On Apr 19, 12:11 am, Peter Becker <peter.becker...@gmail.com> wrote:
> Mwanji Ezana wrote:
> > On Apr 17, 4:27 pm, "Todd Costella" <todd.coste...@entero.com> wrote:
>
> >> If I heard correctly, one of the main reasons they fellows are doing the 
> >> podcast is that they work all day in English and wanted to have some 
> >> outlet to discuss technical topics in French. I have a ton of respect for 
> >> folks that speak multiple languages.
>
> >> It's something we (English) North Americans just take for granted that 
> >> we'll do a Google search and find an answer in English. I do wish the 
> >> fellows the best of luck with their Podcast. I'll be following along as 
> >> best I can keeping up with Java news.
>
> > That reminds me of Jeff Atwood's recent statements on his blog and the
> > Stack Overflow podcast about English as the only language that counts
> > for programmers. For someone who's created such a successful piece of
> > social software, I'm surprised he didn't see why people would want to
> > talk about programming in their own language.
>
> My own opinion is probably somewhere in the middle.
>
> I remember that back in school times we had a localized version of
> Pascal (80s in Germany), but at home I would use a standard Turbo Pascal
> and a US keyboard layout despite the fact that the physical keyboard was
> German*. One of the main reasons is the obvious one of the matching
> documentation, but you also experience a lot of inconsistencies since
> hardly any localization is complete. If you consider the environment we
> work in you'd need not only a localized language, a localized JDK and a
> localized IDE, you'd also need localized libraries for everything. It
> just doesn't seem feasible.
>
> The other aspect is that Germans tend to use a lot of English terms in
> IT. Having lived in an English-speaking country for a few years I find
> it hard to talk the resulting mix of German and English words -- it
> requires pronouncing the English words somehow a bit more German as to
> not break the flow, which feels rather awkward to me. For me it is much
> easier to talk English and I have had conversations with German
> colleagues where we would fall into English because the terms are
> somehow more readily available.
>
> Things are even worse in Internet times. My virtual host in Germany
> started with a localized configuration, which I found really annoying.

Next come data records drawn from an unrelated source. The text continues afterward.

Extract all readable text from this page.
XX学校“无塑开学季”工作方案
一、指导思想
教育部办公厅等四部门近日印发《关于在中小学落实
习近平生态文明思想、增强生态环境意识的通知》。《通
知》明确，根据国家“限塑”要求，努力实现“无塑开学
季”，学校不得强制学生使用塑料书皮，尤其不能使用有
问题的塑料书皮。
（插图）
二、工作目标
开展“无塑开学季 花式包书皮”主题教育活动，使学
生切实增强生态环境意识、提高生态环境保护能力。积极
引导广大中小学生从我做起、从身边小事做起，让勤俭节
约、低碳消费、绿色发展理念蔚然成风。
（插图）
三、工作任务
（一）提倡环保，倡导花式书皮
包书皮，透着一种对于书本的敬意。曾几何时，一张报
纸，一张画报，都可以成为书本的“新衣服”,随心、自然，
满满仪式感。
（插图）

> Apart from having English commands producing (partly) German output,
> which is inconsistent, it also means that I couldn't just copy and paste
> error messages into Google, which is my usual first reaction to anything
> I don't understand directly. Yes, you could do that if there would be a
> suitable community, but since those errors are sometimes too specific
> even for the larger corpus of English forums I wouldn't really want to
> fork into language-specific communities.
>
> The only nagging question is "why did it have to be English?". It is
> such a bad language for doing anything vaguely resembling specification
> and in my experience native English speakers are not trained well in
> being accurate (I still hate the fact that everyone here refers to our
> daughter's trike as "bike" as if they can't count to three). No wonder
> considering the irregular mashup of different languages that makes the
> language historically and the lack of any reforms. Mix in all the people
> who speak English as second or third language after a broad range of
> first languages and you get something that is a Real Mess (tm). But it
> has happened and maybe there is something about this mess that is
> actually good. Who knows?
>
> But personally I'm not fighting it since it just seems too hard to
> change. I'd rather put my energy somewhere else and restrict myself to
> the occasional whinge as this one :-)
>
>   Peter
>
> * all characters in "{}[]\" are combinations of upper-row right-hand
> keys with the right Alt key -- I have no idea who came up with that
> idea, but it is a pain too type. Probably literally if done often enough.